Bei vielen Erbstücken, bei Funden in Kellern oder auf Flohmärkten ist die Herkunft nicht nachvollziehbar. Dass sich aber auch heute noch in zahlreichen Haushalten solche Gegenstände befinden, ist wahrscheinlich. Ein Beispiel: Allein 1942 und 1943 wurden 45 Schiffsladungen mit 27.227 Tonnen „Judengut“ – wie es im Nazi-Jargon hieß – von Holland nach Hamburg transportiert. Wie die damaligen Auktionslisten zeigen, haben mindestens 100.000 Hamburger zugegriffen und diese Gegenstände – Möbel, Geschirr, Kleidungstücke  usw. – gekauft. Auch auf diese Weise hielt das Unrecht Einzug in unzählige deutsche Haushalte.

Die damals weit verbreitete und unspektakuläre Vorteilsnahme aus dem Völkermord ist von der Mehrheit der nichtjüdischen Deutschen vergessen, in den Familien wird meist nicht mehr darüber gesprochen. Juristisch ist sie zudem oft nicht zu fassen und die Geschädigten sich häufig unbekannt oder deren Erben nicht mehr auffindbar. Und doch wirkt diese Bereicherung weiter zum Vorteil der nächsten und übernächsten Generation. 

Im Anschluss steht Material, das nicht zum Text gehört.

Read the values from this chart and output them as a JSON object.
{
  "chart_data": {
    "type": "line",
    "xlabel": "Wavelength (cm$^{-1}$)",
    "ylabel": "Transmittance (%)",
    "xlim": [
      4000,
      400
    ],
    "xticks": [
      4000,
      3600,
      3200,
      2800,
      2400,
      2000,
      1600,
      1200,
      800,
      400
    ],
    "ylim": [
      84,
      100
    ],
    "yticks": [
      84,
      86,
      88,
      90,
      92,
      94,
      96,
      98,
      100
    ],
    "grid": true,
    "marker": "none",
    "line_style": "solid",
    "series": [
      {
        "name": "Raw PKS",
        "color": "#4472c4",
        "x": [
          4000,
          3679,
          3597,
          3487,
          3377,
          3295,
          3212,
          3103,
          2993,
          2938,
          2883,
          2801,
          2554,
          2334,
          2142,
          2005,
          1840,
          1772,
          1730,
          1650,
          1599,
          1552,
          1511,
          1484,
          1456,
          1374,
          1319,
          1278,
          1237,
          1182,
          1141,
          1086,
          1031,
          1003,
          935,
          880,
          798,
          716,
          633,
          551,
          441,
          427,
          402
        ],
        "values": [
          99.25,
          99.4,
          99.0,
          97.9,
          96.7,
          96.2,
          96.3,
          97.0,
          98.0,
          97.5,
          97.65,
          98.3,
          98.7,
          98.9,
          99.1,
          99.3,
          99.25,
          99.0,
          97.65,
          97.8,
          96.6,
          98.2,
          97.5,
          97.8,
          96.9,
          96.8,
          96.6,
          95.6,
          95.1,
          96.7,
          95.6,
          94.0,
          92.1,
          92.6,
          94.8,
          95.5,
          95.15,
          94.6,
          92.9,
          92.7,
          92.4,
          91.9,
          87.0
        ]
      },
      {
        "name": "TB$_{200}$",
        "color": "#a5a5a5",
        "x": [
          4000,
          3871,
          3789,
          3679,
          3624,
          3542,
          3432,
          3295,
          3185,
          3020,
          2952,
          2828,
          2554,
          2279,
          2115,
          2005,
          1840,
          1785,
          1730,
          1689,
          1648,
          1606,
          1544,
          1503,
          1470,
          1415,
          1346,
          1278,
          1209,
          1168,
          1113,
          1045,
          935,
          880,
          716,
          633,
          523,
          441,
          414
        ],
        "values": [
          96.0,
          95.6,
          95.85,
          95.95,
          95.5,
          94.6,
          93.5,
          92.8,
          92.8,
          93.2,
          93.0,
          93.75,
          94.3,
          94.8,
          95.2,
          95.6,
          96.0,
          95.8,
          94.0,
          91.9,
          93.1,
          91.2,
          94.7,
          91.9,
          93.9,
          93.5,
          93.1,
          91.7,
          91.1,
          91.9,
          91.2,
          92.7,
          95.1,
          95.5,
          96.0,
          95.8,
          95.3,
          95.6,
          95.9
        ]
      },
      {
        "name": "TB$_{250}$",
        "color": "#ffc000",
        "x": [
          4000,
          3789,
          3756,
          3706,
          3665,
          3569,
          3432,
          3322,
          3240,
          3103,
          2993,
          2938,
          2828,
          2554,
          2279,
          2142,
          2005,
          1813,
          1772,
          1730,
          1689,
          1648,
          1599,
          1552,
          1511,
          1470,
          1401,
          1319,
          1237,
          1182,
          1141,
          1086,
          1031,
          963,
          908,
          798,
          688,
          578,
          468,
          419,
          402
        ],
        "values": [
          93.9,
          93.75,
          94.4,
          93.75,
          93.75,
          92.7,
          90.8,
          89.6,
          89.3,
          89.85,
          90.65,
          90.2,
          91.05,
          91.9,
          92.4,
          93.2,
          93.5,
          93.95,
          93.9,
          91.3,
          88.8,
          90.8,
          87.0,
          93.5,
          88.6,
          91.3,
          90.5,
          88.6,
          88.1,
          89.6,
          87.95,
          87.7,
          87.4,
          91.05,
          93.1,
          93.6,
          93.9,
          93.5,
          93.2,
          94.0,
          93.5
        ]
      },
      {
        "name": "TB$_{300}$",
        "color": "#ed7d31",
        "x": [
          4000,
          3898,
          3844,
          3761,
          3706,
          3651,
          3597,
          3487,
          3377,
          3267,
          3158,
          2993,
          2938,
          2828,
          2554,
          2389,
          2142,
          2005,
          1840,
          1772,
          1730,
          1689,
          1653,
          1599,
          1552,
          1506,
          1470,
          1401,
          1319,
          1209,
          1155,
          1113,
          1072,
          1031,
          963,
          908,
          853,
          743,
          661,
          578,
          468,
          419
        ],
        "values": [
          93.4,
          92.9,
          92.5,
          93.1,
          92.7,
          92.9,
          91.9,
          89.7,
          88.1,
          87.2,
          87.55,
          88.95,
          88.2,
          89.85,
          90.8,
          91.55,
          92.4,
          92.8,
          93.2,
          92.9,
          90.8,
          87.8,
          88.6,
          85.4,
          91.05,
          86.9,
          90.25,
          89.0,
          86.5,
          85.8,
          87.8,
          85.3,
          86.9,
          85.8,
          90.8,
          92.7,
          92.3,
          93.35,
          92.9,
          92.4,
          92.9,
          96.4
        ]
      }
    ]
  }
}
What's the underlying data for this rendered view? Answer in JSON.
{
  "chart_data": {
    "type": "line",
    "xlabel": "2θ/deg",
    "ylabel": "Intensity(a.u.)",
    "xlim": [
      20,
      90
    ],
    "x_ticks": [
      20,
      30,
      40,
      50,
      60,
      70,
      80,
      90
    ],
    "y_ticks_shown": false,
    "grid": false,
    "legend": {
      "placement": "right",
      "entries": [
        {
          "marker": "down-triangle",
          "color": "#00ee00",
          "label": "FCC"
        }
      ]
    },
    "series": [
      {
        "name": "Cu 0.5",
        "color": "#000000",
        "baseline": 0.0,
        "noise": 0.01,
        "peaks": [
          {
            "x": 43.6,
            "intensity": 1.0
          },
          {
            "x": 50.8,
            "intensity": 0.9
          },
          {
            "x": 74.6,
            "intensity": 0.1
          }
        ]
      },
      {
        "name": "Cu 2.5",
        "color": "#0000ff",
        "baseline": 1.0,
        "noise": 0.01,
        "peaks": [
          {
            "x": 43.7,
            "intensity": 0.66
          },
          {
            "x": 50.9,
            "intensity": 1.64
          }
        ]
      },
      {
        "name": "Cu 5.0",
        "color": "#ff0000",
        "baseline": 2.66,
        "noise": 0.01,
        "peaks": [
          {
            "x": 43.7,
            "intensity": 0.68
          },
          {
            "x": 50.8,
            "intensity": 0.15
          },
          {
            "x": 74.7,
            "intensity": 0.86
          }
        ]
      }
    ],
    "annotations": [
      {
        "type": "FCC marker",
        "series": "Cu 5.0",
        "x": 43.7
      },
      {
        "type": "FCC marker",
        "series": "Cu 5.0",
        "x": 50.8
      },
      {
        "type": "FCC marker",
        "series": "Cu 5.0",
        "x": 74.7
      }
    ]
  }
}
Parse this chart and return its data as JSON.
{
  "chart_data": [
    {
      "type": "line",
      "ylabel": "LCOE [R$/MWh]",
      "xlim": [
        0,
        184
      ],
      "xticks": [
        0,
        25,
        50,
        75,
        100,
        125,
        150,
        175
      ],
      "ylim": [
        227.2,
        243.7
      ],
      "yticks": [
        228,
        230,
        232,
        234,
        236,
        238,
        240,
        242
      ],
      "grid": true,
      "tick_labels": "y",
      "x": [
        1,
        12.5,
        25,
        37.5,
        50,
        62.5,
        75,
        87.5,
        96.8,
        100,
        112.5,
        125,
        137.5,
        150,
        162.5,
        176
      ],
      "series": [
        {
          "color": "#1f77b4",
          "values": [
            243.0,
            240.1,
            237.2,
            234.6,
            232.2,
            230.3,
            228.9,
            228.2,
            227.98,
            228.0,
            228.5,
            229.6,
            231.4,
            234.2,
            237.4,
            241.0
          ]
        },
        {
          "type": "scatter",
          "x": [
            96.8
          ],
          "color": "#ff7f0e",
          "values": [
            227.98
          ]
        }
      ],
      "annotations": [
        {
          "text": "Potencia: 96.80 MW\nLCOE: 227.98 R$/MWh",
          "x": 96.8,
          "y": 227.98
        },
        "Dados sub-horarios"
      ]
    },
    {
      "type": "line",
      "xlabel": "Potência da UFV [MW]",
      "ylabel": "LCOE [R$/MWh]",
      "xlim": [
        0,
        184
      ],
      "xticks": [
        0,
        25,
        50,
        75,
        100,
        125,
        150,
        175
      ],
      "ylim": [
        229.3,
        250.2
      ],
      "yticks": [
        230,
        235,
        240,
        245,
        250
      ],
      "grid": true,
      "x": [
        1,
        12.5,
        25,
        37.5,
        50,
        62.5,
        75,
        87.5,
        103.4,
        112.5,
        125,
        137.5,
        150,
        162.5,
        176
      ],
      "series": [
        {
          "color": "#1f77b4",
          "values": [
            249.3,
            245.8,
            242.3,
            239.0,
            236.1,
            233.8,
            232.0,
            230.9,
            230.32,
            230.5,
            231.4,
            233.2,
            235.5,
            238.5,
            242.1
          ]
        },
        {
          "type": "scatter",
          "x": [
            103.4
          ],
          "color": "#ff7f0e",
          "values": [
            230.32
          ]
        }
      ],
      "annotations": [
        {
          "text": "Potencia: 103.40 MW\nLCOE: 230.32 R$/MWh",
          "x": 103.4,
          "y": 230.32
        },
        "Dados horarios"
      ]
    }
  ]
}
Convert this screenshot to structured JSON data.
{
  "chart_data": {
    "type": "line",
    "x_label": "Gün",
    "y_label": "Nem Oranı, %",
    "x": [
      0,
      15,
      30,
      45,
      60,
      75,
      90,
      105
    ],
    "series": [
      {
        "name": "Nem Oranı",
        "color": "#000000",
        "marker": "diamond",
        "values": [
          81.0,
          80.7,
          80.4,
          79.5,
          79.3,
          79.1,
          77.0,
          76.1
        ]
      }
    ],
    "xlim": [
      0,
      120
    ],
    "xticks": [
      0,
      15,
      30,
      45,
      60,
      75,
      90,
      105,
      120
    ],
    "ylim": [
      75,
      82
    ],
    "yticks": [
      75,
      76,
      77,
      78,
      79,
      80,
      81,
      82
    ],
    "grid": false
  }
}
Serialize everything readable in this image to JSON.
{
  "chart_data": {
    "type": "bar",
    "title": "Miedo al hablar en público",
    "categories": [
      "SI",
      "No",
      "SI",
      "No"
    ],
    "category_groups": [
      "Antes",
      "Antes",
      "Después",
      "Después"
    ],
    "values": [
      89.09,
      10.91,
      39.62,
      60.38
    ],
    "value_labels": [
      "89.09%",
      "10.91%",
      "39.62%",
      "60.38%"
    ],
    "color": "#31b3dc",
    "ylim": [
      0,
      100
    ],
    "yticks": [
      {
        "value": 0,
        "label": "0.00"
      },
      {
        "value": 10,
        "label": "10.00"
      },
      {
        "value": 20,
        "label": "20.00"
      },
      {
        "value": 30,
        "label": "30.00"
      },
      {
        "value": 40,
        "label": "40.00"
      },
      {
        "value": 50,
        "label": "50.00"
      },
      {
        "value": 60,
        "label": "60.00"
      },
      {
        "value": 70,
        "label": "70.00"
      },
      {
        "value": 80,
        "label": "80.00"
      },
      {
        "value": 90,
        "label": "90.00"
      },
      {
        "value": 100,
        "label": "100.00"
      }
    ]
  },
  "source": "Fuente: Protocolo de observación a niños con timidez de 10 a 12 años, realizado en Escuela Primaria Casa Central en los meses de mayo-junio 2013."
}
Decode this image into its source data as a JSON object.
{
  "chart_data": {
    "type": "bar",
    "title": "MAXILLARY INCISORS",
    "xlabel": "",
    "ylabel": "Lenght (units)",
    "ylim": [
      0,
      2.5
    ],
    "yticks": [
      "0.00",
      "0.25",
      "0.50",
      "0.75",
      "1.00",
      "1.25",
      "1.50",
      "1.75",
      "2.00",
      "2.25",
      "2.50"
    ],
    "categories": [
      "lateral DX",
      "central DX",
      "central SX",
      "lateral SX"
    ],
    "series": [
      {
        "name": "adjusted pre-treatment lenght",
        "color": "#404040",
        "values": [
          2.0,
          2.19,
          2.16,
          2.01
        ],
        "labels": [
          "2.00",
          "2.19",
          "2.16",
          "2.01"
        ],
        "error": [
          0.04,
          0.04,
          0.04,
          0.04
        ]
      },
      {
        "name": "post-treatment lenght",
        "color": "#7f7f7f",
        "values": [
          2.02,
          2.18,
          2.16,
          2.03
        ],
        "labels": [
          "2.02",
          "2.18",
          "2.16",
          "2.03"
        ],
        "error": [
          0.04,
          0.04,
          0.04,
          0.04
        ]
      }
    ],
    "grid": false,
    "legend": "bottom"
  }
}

Anfang der 1990er Jahre hatte nun eine Gruppe jüdischer und nichtjüdischer Frauen die Idee, eine Stiftung für Menschen zu gründen, die unabhängig von Gesetzen und Fristen aus freien Stücken durch Spenden und Zustiftungen symbolisch einen Bruchteil von dieser unberechtigten Vorteilsnahme „zurückgeben“ wollen – daher der Name unserer Stiftung. 

Foto: Uwe Steinert

Auslöser der Idee war eine Erbschaft. Die Berlinerin Hilde Schramm, die von ihrem Vater, dem »Architekten Hitlers«, Albert Speer, drei Gemälde geerbt hatte, vermutete, dass sie jüdischen Familien geraubt worden waren und wollte ein Erbe, dem Unrecht anhaftete, nicht annehmen. Da sie trotz intensiver Recherche die ursprünglichen Besitzer*innen der Bilder nicht ausfindig machen konnte, verkaufte sie die Bilder und stiftete den Erlös als Gründungskapital für »ZURÜCKGEBEN«. Somit konnte die Stiftung 1994 gegründet werden. Die vier nichtjüdischen Gründerinnen, die alle aus der Frauenbewegung kamen, entschieden sich dabei bewusst, Frauen zu fördern. Vor der Stiftungsgründung hatte eine Intitiativgruppe aus jüdischen und nicht-jüdischen Frauen gemeinsam mit ihnen das Konzept der Stiftung sowie dessen Satzung erarbeitet.

Heute, ein Vierteljahrhundert später, in einer Zeit, in der sowohl die meisten Täter als auch ihre Opfer nicht mehr leben und die lange gesellschaftliche Verdrängung der Beraubung die meisten Spuren verwischt hat, appellieren wir auch an die Nachgeborenen, in Form von Spenden etwas »zurückzugeben«, auch ohne selbst schuldig geworden zu sein, auch ohne eigene familienbiografische Motive – vielmehr aus Einsicht und Verantwortung. Denn wir alle – ob jüdisch oder nicht – können uns für eine gemeinsame Zukunft verantwortlich verhalten durch die Unterstützung einer lebendigen und vielfältigen jüdischen Kultur in Deutschland. In diesem Sinne engagieren sich heute bei »ZURÜCKGEBEN« nicht-jüdische und jüdische Frauen gemeinsam.